Current State: Under Discussion
- Motivation: Language models can be useful in typical NLP tasks like spellchecking, suggestions (and NLG in general) but also as building blocks in other areas like in Machine Translation or Information Retrieval. Current LanguageModel API, despite some deprecated methods which might be removed in future releases, looks ok. However the only existing implementation NGramLanguageModel has some outstanding limitations with respect to :
- memory consumption - each ngram is stored as a _Map<StringList,Integer>_ (each StringList being an ngram and the int being the count of each ngram in the dictionary). Although that's better than using String as keys, it still consumes quite some memory when compared to other libraries (e.g. KenLM). Also there is no caching or precomputing of probabilities, so probability estimation can be very slow at runtime.

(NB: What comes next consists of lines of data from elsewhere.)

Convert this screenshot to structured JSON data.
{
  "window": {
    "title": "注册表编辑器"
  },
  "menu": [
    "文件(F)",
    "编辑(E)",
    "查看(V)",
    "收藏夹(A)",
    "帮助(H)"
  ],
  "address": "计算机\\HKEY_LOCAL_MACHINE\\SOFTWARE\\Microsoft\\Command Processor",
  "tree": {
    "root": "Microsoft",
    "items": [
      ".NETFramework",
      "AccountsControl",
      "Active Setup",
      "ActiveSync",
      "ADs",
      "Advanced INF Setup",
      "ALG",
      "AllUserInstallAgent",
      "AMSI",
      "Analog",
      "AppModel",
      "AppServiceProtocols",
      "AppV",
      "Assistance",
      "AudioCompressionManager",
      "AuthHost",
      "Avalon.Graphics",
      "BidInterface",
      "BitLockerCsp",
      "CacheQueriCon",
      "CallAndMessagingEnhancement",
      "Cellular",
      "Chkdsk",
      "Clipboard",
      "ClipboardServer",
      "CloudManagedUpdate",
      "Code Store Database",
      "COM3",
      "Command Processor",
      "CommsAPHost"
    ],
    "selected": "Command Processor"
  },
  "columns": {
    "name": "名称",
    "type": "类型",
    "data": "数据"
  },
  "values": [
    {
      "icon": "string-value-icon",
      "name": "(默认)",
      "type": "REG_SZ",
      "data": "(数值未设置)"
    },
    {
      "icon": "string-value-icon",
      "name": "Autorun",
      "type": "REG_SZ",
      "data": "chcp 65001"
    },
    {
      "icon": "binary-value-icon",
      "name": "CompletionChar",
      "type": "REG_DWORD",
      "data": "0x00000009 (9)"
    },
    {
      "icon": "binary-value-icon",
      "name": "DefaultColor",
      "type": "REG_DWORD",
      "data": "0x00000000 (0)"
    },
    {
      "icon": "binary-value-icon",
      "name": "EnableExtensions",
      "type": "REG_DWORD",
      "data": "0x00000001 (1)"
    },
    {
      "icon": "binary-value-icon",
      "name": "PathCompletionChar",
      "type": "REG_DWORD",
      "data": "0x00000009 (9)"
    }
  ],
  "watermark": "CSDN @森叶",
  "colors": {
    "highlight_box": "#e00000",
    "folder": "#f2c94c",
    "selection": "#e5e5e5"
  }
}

- space consumption - NGramLanguageModel currently extends from NGramModel and inherits its serializing capabilities as an XML, that is very expensive when compared to Model serialisation algorithms for other OpenNLP components and LM libraries and makes it uncomfortable to use with very large dictionaries.
- accuracy / perplexity - currently NGramLanguageModel estimates probability using Stupid Backoff algorithm, (combinations of) other alternatives might work better (e.g. Kneser Ney).
- Proposed Changes: Here're the proposed changes:
- create a new implementation of LanguageModel API which extends from BaseModel and where we can better handle model serialization algorithm
- use hashing techniques to store ngrams instead of the current Map<StringList, Integer>
- evaluate techniques for caching / prefetching of probabilities
- implement Kneser-Ney smoothing and make it possible to plug new techniques for probability estimation
- New or Changed Public Interfaces: no backward compatibility concerns should arise given that would be a new implementation of an existing API, removing the currently deprecated methods in LM API is a concern that should be handled separately from this improvement
- Migration Plan and Compatibility: see above
- Rejected Alternatives: changing the current NGramLanguageModel implementation would be possible but would pose backward compatibility issues, additionally by keeping the old implementation we can measure the improvements by comparing space / runtime storage efficiency and accuracy / perplexity between the current and the new implementation more easily.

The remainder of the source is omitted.